Excessive confidence and complacency that, in an apparent paradox, feed on good results, are directly connected to a low sense of vulnerability and leadership without developed skills to make decisions based on risks, or immersed in contexts " strongly oriented to produce.”

Thus, when the incident occurs, “no one saw it coming.”

In many cases, real risks (those that cause fatalities or damage assets and the environment) and “perceived” risks are different. Thus, the actions defined and the barriers placed are usually a function of the perceived risks, and not necessarily the real risks.

This is where the development of this complex notion which is the sense of vulnerability takes a decisive role in the construction of strong leadership and cultures that manage based on risks.

The sense of Vulnerability has been defined as “the conscious and permanent perception of being in a risky situation that could cause damage to people, assets, and the environment.” Everything that keeps us attentive favors the sense of vulnerability; Everything that makes us complacent feeds the narrative of invulnerability.

In the present working paper we address, from a philosophical perspective adapted from the vision of the archetypes of the Swiss psychiatrist and essayist Carl Gustav Jung and combined with different qualitative works in some of the most challenging Oil & Gas operations in Latin America, the different stages of maturity that leaders go through, in relation to their sense of vulnerability. Likewise, we reflect the changes that occur as they advance in their organizational career and the impact of this dimension on the construction of culture.

In turn, we will go through the three key questions to develop thinking routines that boost the sense of vulnerability of leaders and their teams (“What can go wrong? How bad can it go? And how often can it happen? ") in the different hierarchical segments of an organization.

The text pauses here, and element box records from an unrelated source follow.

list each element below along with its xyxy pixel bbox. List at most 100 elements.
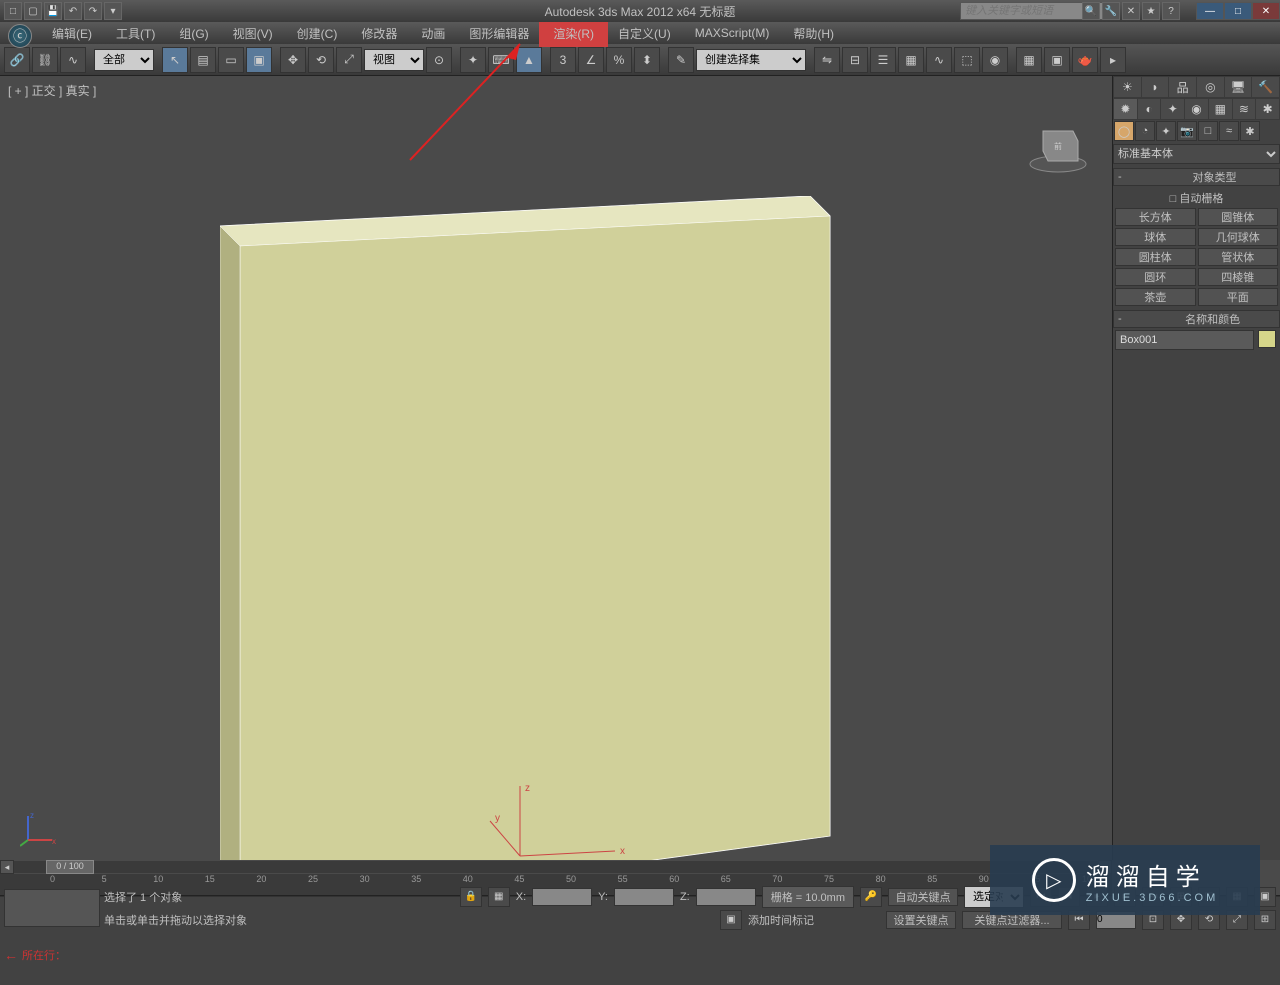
create-平面[interactable]: 平面	[1198, 288, 1279, 306]
schematic-icon[interactable]: ⬚	[954, 47, 980, 73]
lock-icon[interactable]: 🔒	[460, 887, 482, 907]
menu-视图v[interactable]: 视图(V)	[221, 22, 285, 45]
scale-icon[interactable]: ⤢	[336, 47, 362, 73]
box-geometry[interactable]: z y x	[220, 196, 840, 916]
space-warps-subtab[interactable]: ≈	[1219, 121, 1239, 141]
link-icon[interactable]: 🔗	[4, 47, 30, 73]
pivot-icon[interactable]: ⊙	[426, 47, 452, 73]
display-top-icon[interactable]: 🖥	[1225, 77, 1252, 97]
favorite-icon[interactable]: ★	[1142, 2, 1160, 20]
save-icon[interactable]: 💾	[44, 2, 62, 20]
hierarchy-tab[interactable]: ✦	[1161, 99, 1184, 119]
manipulate-icon[interactable]: ✦	[460, 47, 486, 73]
spinner-snap-icon[interactable]: ⬍	[634, 47, 660, 73]
shapes-subtab[interactable]: ◔	[1135, 121, 1155, 141]
modify-tab[interactable]: ◐	[1138, 99, 1161, 119]
set-key-button[interactable]: 设置关键点	[886, 911, 956, 929]
create-圆柱体[interactable]: 圆柱体	[1115, 248, 1196, 266]
create-圆锥体[interactable]: 圆锥体	[1198, 208, 1279, 226]
material-editor-icon[interactable]: ◉	[982, 47, 1008, 73]
create-长方体[interactable]: 长方体	[1115, 208, 1196, 226]
menu-组g[interactable]: 组(G)	[167, 22, 220, 45]
keyboard-shortcut-icon[interactable]: ⌨	[488, 47, 514, 73]
hammer-icon[interactable]: 🔨	[1252, 77, 1279, 97]
create-圆环[interactable]: 圆环	[1115, 268, 1196, 286]
snap-icon[interactable]: ▲	[516, 47, 542, 73]
name-color-header[interactable]: - 名称和颜色	[1113, 310, 1280, 328]
align-icon[interactable]: ⊟	[842, 47, 868, 73]
help-icon[interactable]: ?	[1162, 2, 1180, 20]
auto-key-button[interactable]: 自动关键点	[888, 888, 958, 906]
viewport[interactable]: [ + ] 正交 ] 真实 ] z y x 前 z x	[0, 76, 1112, 860]
category-dropdown[interactable]: 标准基本体	[1113, 144, 1280, 164]
select-name-icon[interactable]: ▤	[190, 47, 216, 73]
new-icon[interactable]: □	[4, 2, 22, 20]
curve-editor-icon[interactable]: ∿	[926, 47, 952, 73]
close-button[interactable]: ✕	[1252, 2, 1280, 20]
viewport-label[interactable]: [ + ] 正交 ] 真实 ]	[8, 82, 96, 99]
env-icon[interactable]: ◗	[1142, 77, 1169, 97]
app-menu-icon[interactable]: ⓒ	[8, 24, 32, 48]
snap-3-icon[interactable]: 3	[550, 47, 576, 73]
create-球体[interactable]: 球体	[1115, 228, 1196, 246]
object-type-header[interactable]: - 对象类型	[1113, 168, 1280, 186]
utilities-tab[interactable]: ≋	[1233, 99, 1256, 119]
render-frame-icon[interactable]: ▣	[1044, 47, 1070, 73]
menu-动画[interactable]: 动画	[409, 22, 457, 45]
render-icon[interactable]: 🫖	[1072, 47, 1098, 73]
selection-set-dropdown[interactable]: 创建选择集	[696, 49, 806, 71]
cameras-subtab[interactable]: 📷	[1177, 121, 1197, 141]
object-name-input[interactable]	[1115, 330, 1254, 350]
auto-grid-checkbox[interactable]: □ 自动栅格	[1115, 188, 1278, 208]
create-四棱锥[interactable]: 四棱锥	[1198, 268, 1279, 286]
selection-filter-dropdown[interactable]: 全部	[94, 49, 154, 71]
lights-subtab[interactable]: ✦	[1156, 121, 1176, 141]
menu-自定义u[interactable]: 自定义(U)	[606, 22, 683, 45]
select-icon[interactable]: ↖	[162, 47, 188, 73]
x-coord-input[interactable]	[532, 888, 592, 906]
binoculars-icon[interactable]: 🔍	[1082, 2, 1100, 20]
menu-创建c[interactable]: 创建(C)	[285, 22, 350, 45]
viewcube[interactable]: 前	[1028, 116, 1088, 176]
create-tab[interactable]: ✹	[1114, 99, 1137, 119]
window-crossing-icon[interactable]: ▣	[246, 47, 272, 73]
render-prod-icon[interactable]: ▸	[1100, 47, 1126, 73]
minimize-button[interactable]: —	[1196, 2, 1224, 20]
graphite-icon[interactable]: ▦	[898, 47, 924, 73]
ref-coord-dropdown[interactable]: 视图	[364, 49, 424, 71]
object-color-swatch[interactable]	[1258, 330, 1276, 348]
create-茶壶[interactable]: 茶壶	[1115, 288, 1196, 306]
redo-icon[interactable]: ↷	[84, 2, 102, 20]
create-几何球体[interactable]: 几何球体	[1198, 228, 1279, 246]
menu-图形编辑器[interactable]: 图形编辑器	[457, 22, 541, 45]
maximize-button[interactable]: □	[1224, 2, 1252, 20]
create-管状体[interactable]: 管状体	[1198, 248, 1279, 266]
geometry-subtab[interactable]: ◯	[1114, 121, 1134, 141]
time-tag-icon[interactable]: ▣	[720, 910, 742, 930]
light-icon[interactable]: ☀	[1114, 77, 1141, 97]
bind-icon[interactable]: ∿	[60, 47, 86, 73]
unlink-icon[interactable]: ⛓	[32, 47, 58, 73]
z-coord-input[interactable]	[696, 888, 756, 906]
render-setup-icon[interactable]: ▦	[1016, 47, 1042, 73]
menu-修改器[interactable]: 修改器	[349, 22, 409, 45]
undo-icon[interactable]: ↶	[64, 2, 82, 20]
menu-渲染r[interactable]: 渲染(R)	[541, 22, 606, 45]
lock-selection-icon[interactable]: 🔑	[860, 887, 882, 907]
exchange-icon[interactable]: ✕	[1122, 2, 1140, 20]
named-sets-edit-icon[interactable]: ✎	[668, 47, 694, 73]
qat-dropdown-icon[interactable]: ▾	[104, 2, 122, 20]
percent-snap-icon[interactable]: %	[606, 47, 632, 73]
layers-icon[interactable]: ☰	[870, 47, 896, 73]
extra-tab[interactable]: ✱	[1256, 99, 1279, 119]
add-time-tag-text[interactable]: 添加时间标记	[748, 912, 814, 928]
motion-tab[interactable]: ◉	[1185, 99, 1208, 119]
open-icon[interactable]: ▢	[24, 2, 42, 20]
menu-帮助h[interactable]: 帮助(H)	[781, 22, 846, 45]
helpers-subtab[interactable]: □	[1198, 121, 1218, 141]
angle-snap-icon[interactable]: ∠	[578, 47, 604, 73]
isolate-icon[interactable]: ▦	[488, 887, 510, 907]
menu-工具t[interactable]: 工具(T)	[104, 22, 167, 45]
rotate-icon[interactable]: ⟲	[308, 47, 334, 73]
display-tab[interactable]: ▦	[1209, 99, 1232, 119]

People develop their sense of vulnerability according to their lived experiences, but also to the impact of the systems in which they are immersed. If deviation normalization is high, the sense of vulnerability is likely to be low, indicating lower awareness of risks and greater tolerance for deviations. In contrast, if deviation normalization is low, the sense of vulnerability is likely to be high, indicating a greater awareness of risks, a lower tolerance for deviations, and a greater sense of operational discipline.

For this reason, the development of a sense of vulnerability is an inherent task of leaders in the current challenge of leading their organizations towards a sustainable future, as Mike Mullane, NASA expert in Combat the Normalization of Deviance, explains, “Risk has no memory.”